Coffee is one of the most popular beverages in the world, and for good reason. It's delicious, it gives us a boost of energy, and there’s evidence that it even has benefits for longevity. But what about its effect on our heart health?
New research published in the New England Journal of Medicine provides some insights.
The study was conducted on 100 healthy volunteers who were mostly younger than 40. The participants were outfitted with gadgets that continuously monitored their heart function, daily steps, sleep patterns, and blood sugar. They were then sent daily text messages instructing them to drink or avoid caffeinated coffee on certain days over a two-week period.
The researchers found that drinking coffee did not result in more daily episodes of extra heartbeats, known as premature atrial contractions. This was an excellent finding because, while premature atrial contractions are common and usually harmless, they can occasionally predict a potentially dangerous heart condition called atrial fibrillation.

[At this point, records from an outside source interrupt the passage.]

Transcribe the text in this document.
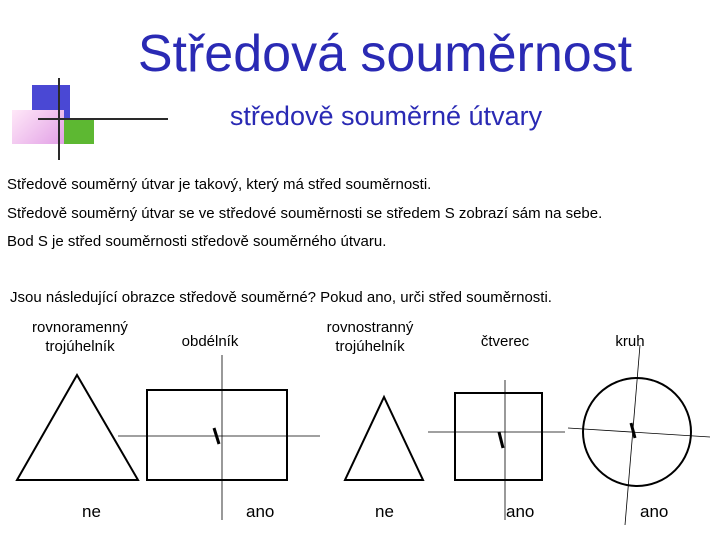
Středová souměrnost
středově souměrné útvary
Středově souměrný útvar je takový, který má střed souměrnosti.
Středově souměrný útvar se ve středové souměrnosti se středem S zobrazí sám na sebe.
Bod S je střed souměrnosti středově souměrného útvaru.
Jsou následující obrazce středově souměrné? Pokud ano, urči střed souměrnosti.
rovnoramenný
trojúhelník	obdélník
rovnostranný
trojúhelník	čtverec	kruh
ne	ano	ne	ano	ano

The researchers did find slight evidence of another kind of irregular heartbeat that comes from the lower heart chambers, called premature ventricular contractions.
Such beats are also common and not usually serious, but they have been associated with a higher risk of heart problems. The researchers found more of these early beats in people on the days they drank coffee, but only in those who drank two or more cups per day.
The volunteers also logged about 1,000 more steps per day on the days they drank coffee — and they slept about 36 minutes less and showed no difference in blood sugar levels.
So what does this mean for us coffee lovers?
Overall, the findings of this study are reassuring. While it's important to be mindful of your caffeine intake, especially if you have any underlying heart conditions, it seems that moderate coffee consumption can be safely enjoyed as part of a healthy lifestyle.